The woeful tale of the heart patients is not over. The other two Cardiothoracic OTs and Cardiac ICU in the main hospital complex are also in dire straits and “falling apart”, the Sunday Times understands. The list is long and shocking – the roof is leaking with rainwater contaminated with pigeon and crow droppings pouring into the OTs. The Cardiac ICU has a large kunu kaanuwak (dirty drain) flowing by which overflows frequently and floods this area occupied by patients who have had open-heart surgery. There are also infection-carrying rats scurrying hither and thither in the OTs and the ICU. The central AC is malfunctioning and been substituted by a split-AC which is not suitable.

Explaining the vital need for central AC, sources said that a sterile OT needs to have ultra-clean filtered air sent in by high-efficiency filters and laminar flow. This is essential to prevent high infection rates and high death rates. “We cannot and will not put patients’ lives at risk. It is unethical to do so and that is why we are reluctantly compelled to stop operating,” the sources said.

The number of heart surgeries performed earlier at the NHSL was ‘large’ by any standards for a single unit, another source pointed out, adding that the two other hospitals catering to patients who need heart surgery are the Kandy Teaching Hospital for those in the Central Province and the Karapitiya Teaching Hospital for those in the Southern Province.

Open-heart surgeries were performed over a six-day week, Monday through to Saturday, earlier at the NHSL while also attending to emergency cases as well as trauma and accidents, sources said. The Health Ministry’s Annual Health Bulletin itself gives a figure (available for 2015) of 30 deaths per 100,000 due to ischaemic heart disease. This is without taking into consideration heart failure, cerebrovascular disease, pulmonary heart disease, valvular heart disease and congenital heart disease.

Now thousands of patients are on the NHSL’s long waiting list and sometimes when they are called to be told that a date has been fixed for their open-heart surgery, the answer is that the patient is dead and even the one-year or three-month alms-giving has been given.
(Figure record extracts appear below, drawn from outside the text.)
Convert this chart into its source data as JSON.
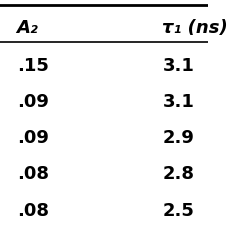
{
  "col1_header": "A₂",
  "col2_header": "τ₁ (ns)",
  "col1_values": [
    ".15",
    ".09",
    ".09",
    ".08",
    ".08"
  ],
  "col2_values": [
    "3.1",
    "3.1",
    "2.9",
    "2.8",
    "2.5"
  ],
  "bg_color": "#ffffff",
  "header_line_color": "#000000",
  "text_color": "#000000",
  "font_size": 13,
  "header_font_size": 13
}
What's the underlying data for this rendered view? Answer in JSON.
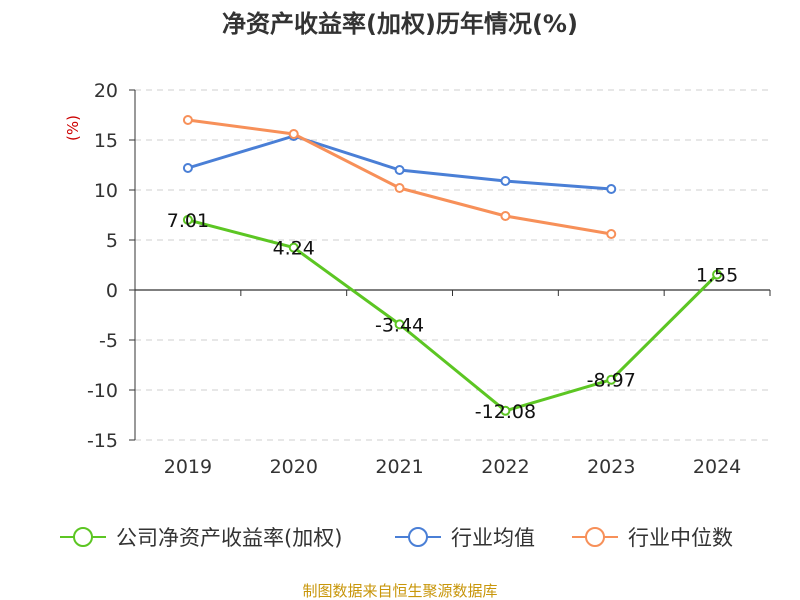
{
  "chart_data": {
    "type": "line",
    "title": "净资产收益率(加权)历年情况(%)",
    "unit_label": "(%)",
    "categories": [
      "2019",
      "2020",
      "2021",
      "2022",
      "2023",
      "2024"
    ],
    "ylim": [
      -15,
      20
    ],
    "yticks": [
      20,
      15,
      10,
      5,
      0,
      -5,
      -10,
      -15
    ],
    "grid": true,
    "legend_position": "bottom",
    "series": [
      {
        "name": "公司净资产收益率(加权)",
        "color": "#5cc623",
        "values": [
          7.01,
          4.24,
          -3.44,
          -12.08,
          -8.97,
          1.55
        ],
        "labels": [
          "7.01",
          "4.24",
          "-3.44",
          "-12.08",
          "-8.97",
          "1.55"
        ]
      },
      {
        "name": "行业均值",
        "color": "#4a7fd6",
        "values": [
          12.2,
          15.4,
          12.0,
          10.9,
          10.1,
          null
        ]
      },
      {
        "name": "行业中位数",
        "color": "#f79059",
        "values": [
          17.0,
          15.6,
          10.2,
          7.4,
          5.6,
          null
        ]
      }
    ]
  },
  "source": "制图数据来自恒生聚源数据库"
}
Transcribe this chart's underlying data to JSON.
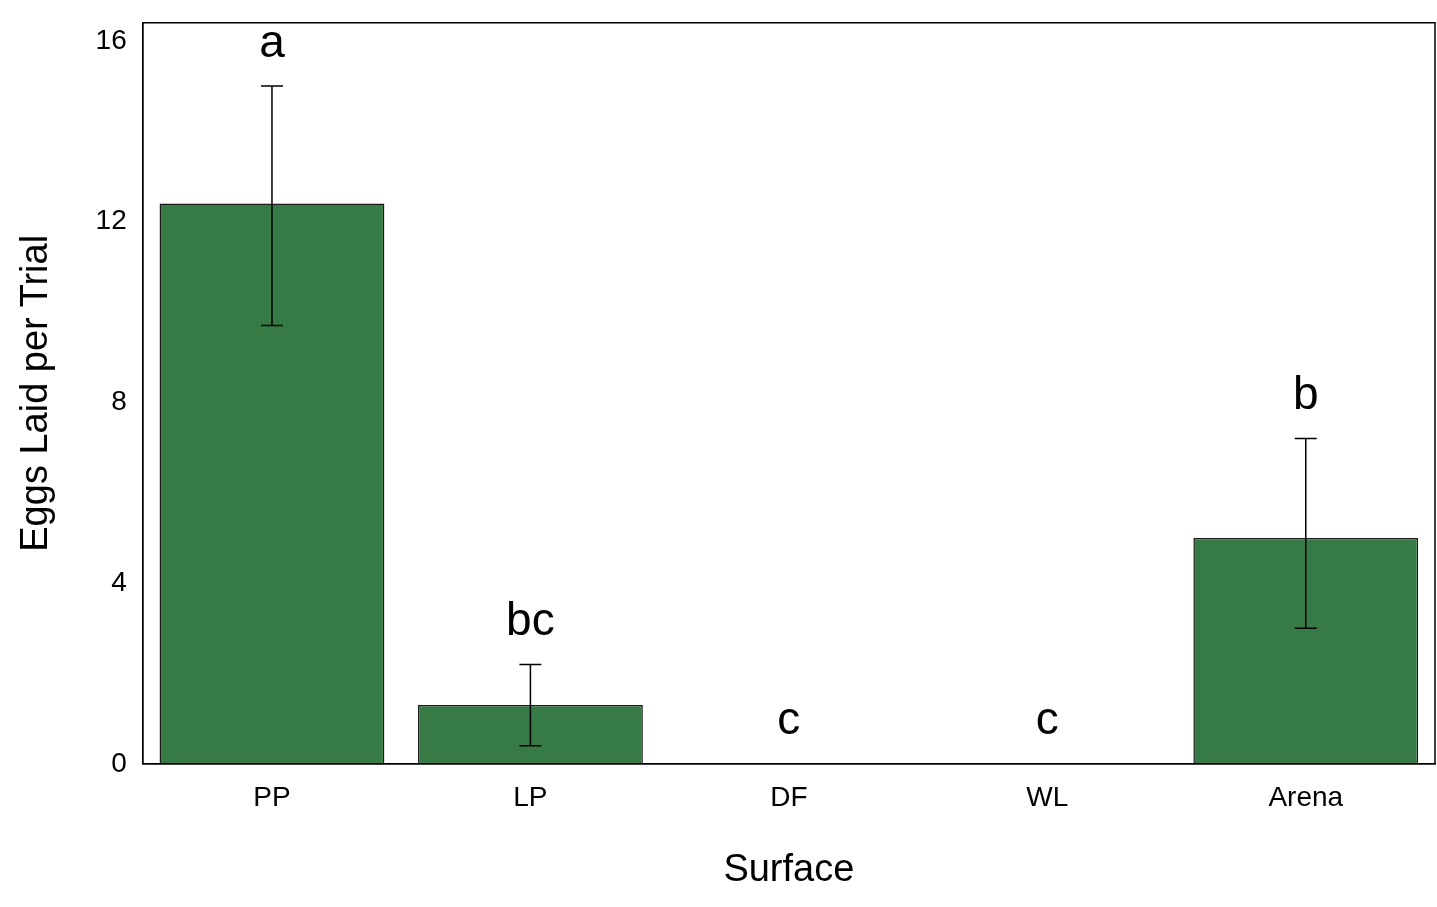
{
  "chart_data": {
    "type": "bar",
    "xlabel": "Surface",
    "ylabel": "Eggs Laid per Trial",
    "categories": [
      "PP",
      "LP",
      "DF",
      "WL",
      "Arena"
    ],
    "values": [
      12.4,
      1.3,
      0,
      0,
      5.0
    ],
    "errors": [
      [
        9.7,
        15.0
      ],
      [
        0.4,
        2.2
      ],
      null,
      null,
      [
        3.0,
        7.2
      ]
    ],
    "color": "#367b45",
    "ylim": [
      0,
      16.4
    ],
    "yticks": [
      0,
      4,
      8,
      12,
      16
    ],
    "grid": false,
    "legend": false,
    "annotations": [
      "a",
      "bc",
      "c",
      "c",
      "b"
    ]
  }
}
Some relatives, of course, in their sorrow spew out rank filth against the doctors, blaming them, a source said.

The source added that while the patients are on the waiting list, their condition worsens and their hearts get weaker, increasing illness and quickening death.

Director says Cardiology Unit theatres will be ready by Dec 15
The deadline for the State Development and Construction Corporation (SD&CC) to handover the repaired Cardiac Surgical Block of the Cardiology Unit is December 15, assured NHSL Director Dr. Anil Jasinghe when contacted by the Sunday Times on Friday.This decision was taken by Health Minister Rajitha Senaratne in consultation with Minister Sajith Premadasa who is in charge of the SD&CC, and SD&CC officials on Friday, Dr. Jasinghe said.The repairs to the four-storey Cardiac Surgical Block had been estimated to cost Rs. 186 million.
Conceding that repairs have dragged on longer than expected, he said it would usually have taken about six months. “We tried hard to get it repaired expeditiously.”

“As soon as we get the Cardiology Unit’s Cardiac Surgical Block back after repairs, we will begin repairs on the OTs located within the main hospital complex,” he said, pointing out that the use of the Neurotrauma OT can be continued by the Heart Surgeons.
Attempts to contact officials of the SD&CC were futile.